Under section J51-2.5 (subd a, par 2) of the Administrative *953Code, for a building, already a multiple dwelling, to qualify for a "J51 exemption”, it must have been in existence before the alteration began and must be one "for which a valuation appears on the annual record of assessed valuation of the city for the ñscal year immediately preceding the commencement of such alterations and improvements” (emphasis added). Although this definition is somewhat ambiguous, the most logical interpretation is that it refers to the valuation appearing on the tax rolls at the time of the commencement of alterations and was not intended to apply to any other year, whether preceding or succeeding.
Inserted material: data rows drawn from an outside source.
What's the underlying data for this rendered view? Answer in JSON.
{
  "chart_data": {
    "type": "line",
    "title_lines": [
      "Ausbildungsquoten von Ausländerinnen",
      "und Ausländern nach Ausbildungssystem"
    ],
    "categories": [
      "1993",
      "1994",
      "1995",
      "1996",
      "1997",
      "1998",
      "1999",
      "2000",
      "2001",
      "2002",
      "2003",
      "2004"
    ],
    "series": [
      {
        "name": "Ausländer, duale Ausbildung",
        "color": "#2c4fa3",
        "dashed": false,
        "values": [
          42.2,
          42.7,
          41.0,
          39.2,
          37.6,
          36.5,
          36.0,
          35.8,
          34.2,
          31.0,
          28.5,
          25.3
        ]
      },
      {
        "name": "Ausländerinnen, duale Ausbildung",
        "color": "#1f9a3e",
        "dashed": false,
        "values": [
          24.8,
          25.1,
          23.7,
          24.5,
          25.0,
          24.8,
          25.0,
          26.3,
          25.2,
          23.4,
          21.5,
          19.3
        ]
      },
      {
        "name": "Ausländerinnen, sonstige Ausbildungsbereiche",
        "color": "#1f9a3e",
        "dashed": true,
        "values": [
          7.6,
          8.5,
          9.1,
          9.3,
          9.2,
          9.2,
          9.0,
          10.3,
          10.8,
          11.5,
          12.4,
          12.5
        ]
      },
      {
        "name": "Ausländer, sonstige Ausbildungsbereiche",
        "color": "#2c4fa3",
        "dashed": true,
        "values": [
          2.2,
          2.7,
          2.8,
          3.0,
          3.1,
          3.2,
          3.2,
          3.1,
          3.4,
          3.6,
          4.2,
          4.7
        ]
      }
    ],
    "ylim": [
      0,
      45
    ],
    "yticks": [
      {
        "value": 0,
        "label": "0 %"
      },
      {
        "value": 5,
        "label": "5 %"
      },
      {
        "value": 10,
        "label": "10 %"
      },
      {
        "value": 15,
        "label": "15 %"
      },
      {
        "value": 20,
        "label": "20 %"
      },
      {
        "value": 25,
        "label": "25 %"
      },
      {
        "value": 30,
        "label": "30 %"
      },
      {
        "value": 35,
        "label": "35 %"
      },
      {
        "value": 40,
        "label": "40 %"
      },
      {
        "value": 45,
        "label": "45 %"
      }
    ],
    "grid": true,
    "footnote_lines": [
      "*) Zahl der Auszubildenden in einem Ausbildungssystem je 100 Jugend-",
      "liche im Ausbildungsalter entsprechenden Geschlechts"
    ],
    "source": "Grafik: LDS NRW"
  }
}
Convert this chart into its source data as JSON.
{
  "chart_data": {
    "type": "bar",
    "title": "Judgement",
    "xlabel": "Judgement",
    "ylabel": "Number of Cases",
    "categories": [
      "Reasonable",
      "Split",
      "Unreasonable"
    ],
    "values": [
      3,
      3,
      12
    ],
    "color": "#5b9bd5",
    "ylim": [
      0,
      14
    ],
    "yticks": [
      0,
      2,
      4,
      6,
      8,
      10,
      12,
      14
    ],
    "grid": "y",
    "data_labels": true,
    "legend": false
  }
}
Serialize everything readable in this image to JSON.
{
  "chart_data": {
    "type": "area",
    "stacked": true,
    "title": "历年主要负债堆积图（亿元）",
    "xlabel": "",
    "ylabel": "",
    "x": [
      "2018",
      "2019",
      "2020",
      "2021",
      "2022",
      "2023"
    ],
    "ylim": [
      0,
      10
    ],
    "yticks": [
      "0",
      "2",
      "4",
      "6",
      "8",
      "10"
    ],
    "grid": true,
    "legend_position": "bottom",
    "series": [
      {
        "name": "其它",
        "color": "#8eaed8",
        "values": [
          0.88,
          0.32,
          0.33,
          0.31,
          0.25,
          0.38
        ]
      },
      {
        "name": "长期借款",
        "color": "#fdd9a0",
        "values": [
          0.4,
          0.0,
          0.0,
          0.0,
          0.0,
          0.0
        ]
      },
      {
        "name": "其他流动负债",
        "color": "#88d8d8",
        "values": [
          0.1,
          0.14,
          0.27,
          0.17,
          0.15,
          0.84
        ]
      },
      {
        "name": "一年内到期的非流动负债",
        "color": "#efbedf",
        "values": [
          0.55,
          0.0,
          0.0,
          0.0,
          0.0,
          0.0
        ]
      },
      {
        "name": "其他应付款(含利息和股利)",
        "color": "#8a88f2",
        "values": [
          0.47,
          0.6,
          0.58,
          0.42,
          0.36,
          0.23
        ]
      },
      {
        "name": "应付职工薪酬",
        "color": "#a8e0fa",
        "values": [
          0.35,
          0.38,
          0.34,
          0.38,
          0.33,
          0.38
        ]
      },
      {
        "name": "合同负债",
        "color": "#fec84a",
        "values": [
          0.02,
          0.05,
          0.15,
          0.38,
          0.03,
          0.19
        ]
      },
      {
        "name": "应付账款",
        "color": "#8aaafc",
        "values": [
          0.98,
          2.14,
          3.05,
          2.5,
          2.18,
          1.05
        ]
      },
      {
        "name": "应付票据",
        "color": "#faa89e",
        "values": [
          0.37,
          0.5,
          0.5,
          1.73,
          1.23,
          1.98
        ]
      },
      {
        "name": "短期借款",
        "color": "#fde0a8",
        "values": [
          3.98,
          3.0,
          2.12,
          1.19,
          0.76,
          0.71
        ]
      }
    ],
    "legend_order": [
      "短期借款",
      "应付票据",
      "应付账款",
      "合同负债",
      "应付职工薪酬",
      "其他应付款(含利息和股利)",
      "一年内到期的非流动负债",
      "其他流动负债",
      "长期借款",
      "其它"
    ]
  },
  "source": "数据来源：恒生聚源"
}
This interpretation is confirmed by reference to a similar provision of the enabling legislation, which sets the date and figure to be used in determining the maximum limit for the exemption as the "valuation * * * appearing on the assessment rolls after the taxable status date [i.e., July 1] immediately preceding the commencement of such alterations and improvements” (Real Property Tax Law, § 489, subd 9).

Subdivision b of section J51-2.5 of the Administrative Code states that an exemption will be granted for "[a]ny increase in assessed valuation”. Harmonizing this provision with the language of paragraph 2 of subdivision a, as discussed above, and with the purpose of the legislation, it becomes apparent that the calculation of the increase in assessed valuation of any building, eligible under "J51”, must use the assessed value assigned to that property on the date of the physical start of construction as the basis for that purpose (cf. Matter of Anderson v Board of Educ., 46 AD2d 360; McKinney’s Cons Laws of NY, Book 1, Statutes, § 98).

Finally, this interpretation is also consistent with the policy of this State which dictates that a tax exemption statute be construed strictly against the taxpayer seeking its benefits (Matter of Association of Bar of City of N. Y. v Lewisohn, 34 NY2d 143) and that the burden of proving entitlement to an exemption rests on the one asserting it. (Matter of F. O. R. Holding Co. v Board of Assessors of Town of Clarkstown, 45 AD2d 875.) Petitioner has not met this burden.

Since there is a rational basis in law and fact for the determination by respondents, the motion is denied. (Matter of Pell v Board of Educ., 34 NY2d 222.)